REFLEJOS EN UN OJO DORADO

 

 

Hay películas de las que muy poca gente ha oído hablar, películas extraordinarias, misteriosas, llenas de matices y significados, de buenos actores y detalles fascinantes de esos que permanecen en la memoria como contraseñas de lo inefable, que sin embargo son completamente desconocidas para el público general. Una de esas películas es “Reflections in a golden eye” – Reflejos en un ojo dorado. El director es John Houston y los actores, Marlon Brando, el mejor y más brutal actor de la historia del cine y una de las actrices más legendarias de Hollywood, Elizabeth Taylor. Cada vez es menos extraño encontrarse con gente que no ha visto ciertos clásicos imprescindibles.
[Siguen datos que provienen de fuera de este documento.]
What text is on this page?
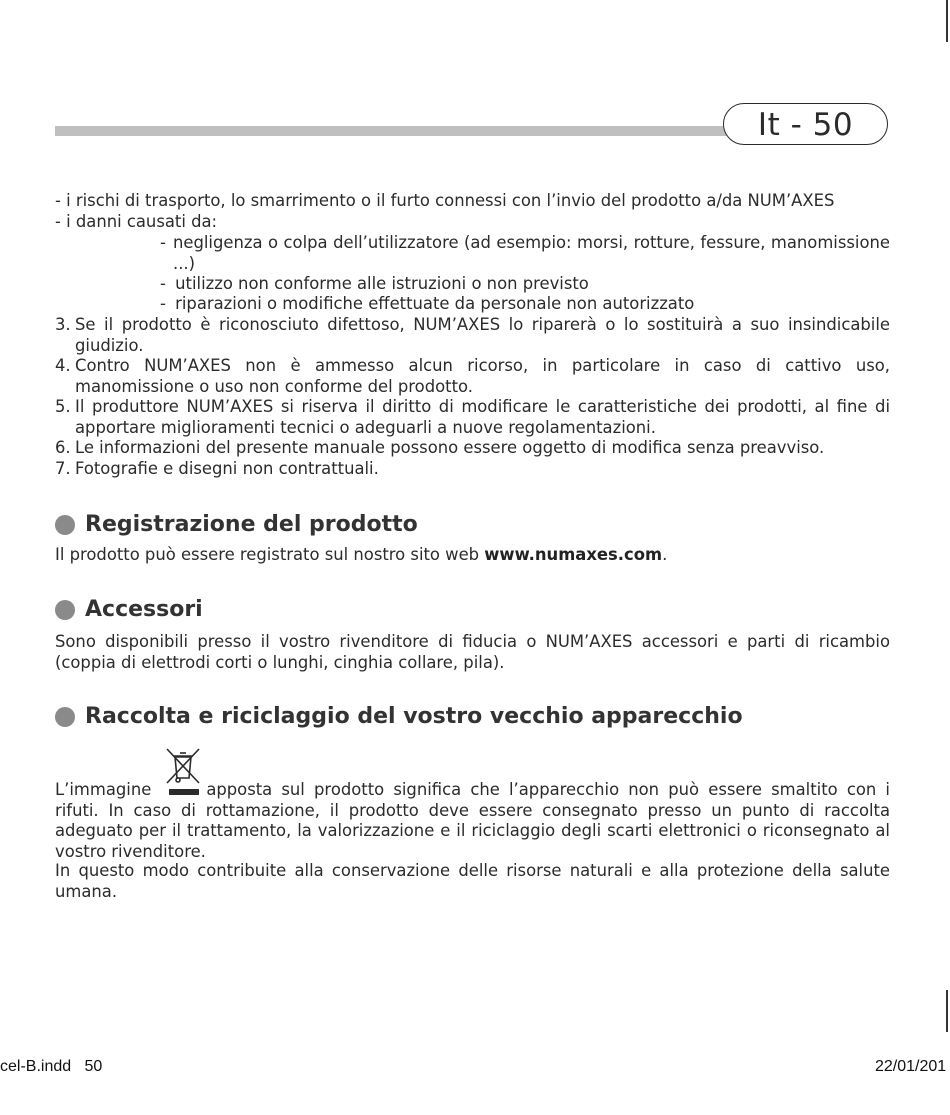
It - 50
- i rischi di trasporto, lo smarrimento o il furto connessi con l’invio del prodotto a/da NUM’AXES
- i danni causati da:
- negligenza o colpa dell’utilizzatore (ad esempio: morsi, rotture, fessure, manomissione ...)
- utilizzo non conforme alle istruzioni o non previsto
- riparazioni o modifiche effettuate da personale non autorizzato
3. Se il prodotto è riconosciuto difettoso, NUM’AXES lo riparerà o lo sostituirà a suo insindicabile giudizio.
4. Contro NUM’AXES non è ammesso alcun ricorso, in particolare in caso di cattivo uso, manomissione o uso non conforme del prodotto.
5. Il produttore NUM’AXES si riserva il diritto di modificare le caratteristiche dei prodotti, al fine di apportare miglioramenti tecnici o adeguarli a nuove regolamentazioni.
6. Le informazioni del presente manuale possono essere oggetto di modifica senza preavviso.
7. Fotografie e disegni non contrattuali.
Registrazione del prodotto
Il prodotto può essere registrato sul nostro sito web www.numaxes.com.
Accessori
Sono disponibili presso il vostro rivenditore di fiducia o NUM’AXES accessori e parti di ricambio (coppia di elettrodi corti o lunghi, cinghia collare, pila).
Raccolta e riciclaggio del vostro vecchio apparecchio
L’immagine	apposta sul prodotto significa che l’apparecchio non può essere smaltito con i rifuti. In caso di rottamazione, il prodotto deve essere consegnato presso un punto di raccolta adeguato per il trattamento, la valorizzazione e il riciclaggio degli scarti elettronici o riconsegnato al vostro rivenditore.
In questo modo contribuite alla conservazione delle risorse naturali e alla protezione della salute umana.
cel-B.indd   50	22/01/201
Escarbar y rebuscar, salirse de lo que conforma la cada vez más infantil muestra de cine que se exhibe en las salas, es una tarea en la que pocos parecen interesados. A pesar de que la posibilidad de acceder a todas las formas de cultura es ahora más sencilla que nunca, el interés es sin embargo mínimo. No sé si más o menos que en otros períodos de la historia, pero si algo bueno tiene el momento en que vivimos es esa posibilidad. Ya no podemos quejarnos de que es difícil, caro o inaccesible. Si alguien no lee a los clásicos griegos o a Shakespeare es porque no quiere o no sabe.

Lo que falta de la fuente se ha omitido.